A nationwide survey of federal court records by The Washington Times shows that Denny's restaurants were accused of federal civil rights violations in 439 lawsuits since Jan. 1, 1990. Of those, 63 were lodged as public-accommodations cases accusing restaurants of denying service to a protected class of patron. Most others were employment cases.
The lawsuits have accused the company of being anti-black, anti-Asian, anti-Hispanic, even anti-fat people, an issue that arose in Oregon after Gary Sellick got wedged in a Denny's booth after a big meal.
The restaurant bought an armless chair to accommodate Mr. Sellick's "disability," but he never returned after U.S. District Judge Robert E. Jones Jr. threw the case out.

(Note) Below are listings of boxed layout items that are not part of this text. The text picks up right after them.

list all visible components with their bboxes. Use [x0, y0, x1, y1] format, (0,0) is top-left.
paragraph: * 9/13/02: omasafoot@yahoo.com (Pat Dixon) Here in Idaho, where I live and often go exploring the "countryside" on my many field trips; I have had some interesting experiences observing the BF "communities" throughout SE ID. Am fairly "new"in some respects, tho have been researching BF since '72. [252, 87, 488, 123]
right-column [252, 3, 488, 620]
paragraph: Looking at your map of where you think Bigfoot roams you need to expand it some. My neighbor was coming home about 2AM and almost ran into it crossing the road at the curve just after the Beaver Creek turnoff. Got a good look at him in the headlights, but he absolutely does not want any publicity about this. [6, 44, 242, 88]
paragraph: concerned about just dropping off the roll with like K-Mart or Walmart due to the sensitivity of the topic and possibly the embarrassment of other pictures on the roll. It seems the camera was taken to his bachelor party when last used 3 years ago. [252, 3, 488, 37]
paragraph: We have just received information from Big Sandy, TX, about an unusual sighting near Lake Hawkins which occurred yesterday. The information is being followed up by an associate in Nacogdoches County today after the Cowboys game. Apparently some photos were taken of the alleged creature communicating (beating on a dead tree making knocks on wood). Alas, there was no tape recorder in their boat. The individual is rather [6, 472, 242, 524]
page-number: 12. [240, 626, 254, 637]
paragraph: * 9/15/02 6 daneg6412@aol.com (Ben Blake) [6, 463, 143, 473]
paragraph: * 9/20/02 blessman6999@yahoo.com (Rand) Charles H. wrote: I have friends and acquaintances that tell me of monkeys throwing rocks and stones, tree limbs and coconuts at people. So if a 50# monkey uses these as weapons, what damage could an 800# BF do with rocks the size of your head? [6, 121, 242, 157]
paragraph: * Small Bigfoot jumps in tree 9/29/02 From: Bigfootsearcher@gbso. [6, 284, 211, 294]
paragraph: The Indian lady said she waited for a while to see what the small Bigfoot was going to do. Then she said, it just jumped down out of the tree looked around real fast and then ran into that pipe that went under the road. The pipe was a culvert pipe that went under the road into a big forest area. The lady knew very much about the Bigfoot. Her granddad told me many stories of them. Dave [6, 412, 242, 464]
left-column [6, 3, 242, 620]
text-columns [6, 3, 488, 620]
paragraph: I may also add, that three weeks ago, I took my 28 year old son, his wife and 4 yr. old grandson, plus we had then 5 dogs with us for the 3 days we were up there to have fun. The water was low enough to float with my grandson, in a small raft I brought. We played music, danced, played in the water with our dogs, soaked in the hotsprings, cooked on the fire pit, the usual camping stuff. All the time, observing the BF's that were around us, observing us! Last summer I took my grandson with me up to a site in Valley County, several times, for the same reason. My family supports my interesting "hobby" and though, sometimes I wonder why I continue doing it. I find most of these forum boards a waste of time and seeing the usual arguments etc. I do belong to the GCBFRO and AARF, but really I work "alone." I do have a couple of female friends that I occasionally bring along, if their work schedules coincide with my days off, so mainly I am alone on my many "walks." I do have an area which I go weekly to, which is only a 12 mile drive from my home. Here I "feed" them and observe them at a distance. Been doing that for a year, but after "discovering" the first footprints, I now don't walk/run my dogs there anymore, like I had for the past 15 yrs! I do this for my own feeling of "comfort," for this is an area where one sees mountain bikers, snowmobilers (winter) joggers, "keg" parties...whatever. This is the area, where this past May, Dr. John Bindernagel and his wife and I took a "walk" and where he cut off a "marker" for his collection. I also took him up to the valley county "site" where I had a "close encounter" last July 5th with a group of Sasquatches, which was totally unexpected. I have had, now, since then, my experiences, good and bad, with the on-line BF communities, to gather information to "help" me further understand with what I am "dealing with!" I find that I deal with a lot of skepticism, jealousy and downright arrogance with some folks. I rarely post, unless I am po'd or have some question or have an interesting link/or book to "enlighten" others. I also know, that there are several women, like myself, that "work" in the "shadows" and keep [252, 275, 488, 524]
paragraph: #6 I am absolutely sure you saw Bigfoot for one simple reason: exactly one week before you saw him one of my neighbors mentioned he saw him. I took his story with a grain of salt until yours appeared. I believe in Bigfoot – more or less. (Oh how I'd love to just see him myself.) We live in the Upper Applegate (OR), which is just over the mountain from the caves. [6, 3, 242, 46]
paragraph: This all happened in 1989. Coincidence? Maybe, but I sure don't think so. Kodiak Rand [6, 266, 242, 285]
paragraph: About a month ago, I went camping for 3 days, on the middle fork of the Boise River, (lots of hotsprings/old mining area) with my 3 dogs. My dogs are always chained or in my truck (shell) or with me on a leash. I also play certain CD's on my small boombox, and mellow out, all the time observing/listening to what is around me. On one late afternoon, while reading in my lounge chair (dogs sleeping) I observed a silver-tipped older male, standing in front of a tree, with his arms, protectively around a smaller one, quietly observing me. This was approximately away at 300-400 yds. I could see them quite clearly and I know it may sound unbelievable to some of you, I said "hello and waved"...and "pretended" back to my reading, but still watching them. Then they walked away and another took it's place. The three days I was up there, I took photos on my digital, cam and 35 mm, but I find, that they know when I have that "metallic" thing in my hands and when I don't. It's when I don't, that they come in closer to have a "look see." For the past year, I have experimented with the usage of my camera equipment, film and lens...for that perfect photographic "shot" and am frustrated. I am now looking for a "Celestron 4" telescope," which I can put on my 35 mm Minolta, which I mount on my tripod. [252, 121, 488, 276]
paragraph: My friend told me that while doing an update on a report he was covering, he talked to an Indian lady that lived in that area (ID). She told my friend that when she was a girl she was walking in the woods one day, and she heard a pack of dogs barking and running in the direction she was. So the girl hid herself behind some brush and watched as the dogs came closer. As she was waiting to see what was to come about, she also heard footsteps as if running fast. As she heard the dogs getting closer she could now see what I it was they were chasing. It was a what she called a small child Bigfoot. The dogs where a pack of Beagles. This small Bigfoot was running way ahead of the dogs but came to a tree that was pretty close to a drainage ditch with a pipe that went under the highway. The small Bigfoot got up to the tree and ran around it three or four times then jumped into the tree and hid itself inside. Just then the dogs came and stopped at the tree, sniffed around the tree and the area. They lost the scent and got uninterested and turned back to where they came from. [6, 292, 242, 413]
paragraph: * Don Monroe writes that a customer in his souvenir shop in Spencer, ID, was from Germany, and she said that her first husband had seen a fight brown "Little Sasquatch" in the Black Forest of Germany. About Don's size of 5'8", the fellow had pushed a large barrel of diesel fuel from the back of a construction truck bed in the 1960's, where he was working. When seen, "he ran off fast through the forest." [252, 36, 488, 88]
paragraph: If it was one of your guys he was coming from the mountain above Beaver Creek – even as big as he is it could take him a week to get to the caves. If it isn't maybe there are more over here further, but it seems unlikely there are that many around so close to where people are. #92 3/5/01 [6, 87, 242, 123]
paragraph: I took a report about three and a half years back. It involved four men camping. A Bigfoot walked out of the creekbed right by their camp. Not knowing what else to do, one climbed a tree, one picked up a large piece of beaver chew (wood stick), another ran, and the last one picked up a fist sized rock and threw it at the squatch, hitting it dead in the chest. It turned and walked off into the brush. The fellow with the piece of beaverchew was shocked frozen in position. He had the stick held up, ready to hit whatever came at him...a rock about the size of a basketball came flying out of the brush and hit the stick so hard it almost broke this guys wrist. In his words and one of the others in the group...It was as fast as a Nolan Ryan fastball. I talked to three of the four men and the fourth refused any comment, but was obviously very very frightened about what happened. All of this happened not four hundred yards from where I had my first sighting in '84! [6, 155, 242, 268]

When management changed after the class actions and Advantica succeeded the old Flagstar Corp. the firm linked up with ethnic interest groups and tracked minority ownership, which in 1993 totaled exactly one black owner. Now members of racial minorities own 297 of the franchised units, including 56 owned by blacks, company spokeswoman Karen Randall said.
Denny's began "partnerships" with the National Association for the Advancement of Colored People, the Asian Buying Consortium and the Hispanic Association on Corporate Responsibility to provide "fair shares" in hiring (47 percent of 45,000 Advantica employees are minorities) and bought $110 million in supplies from minority firms.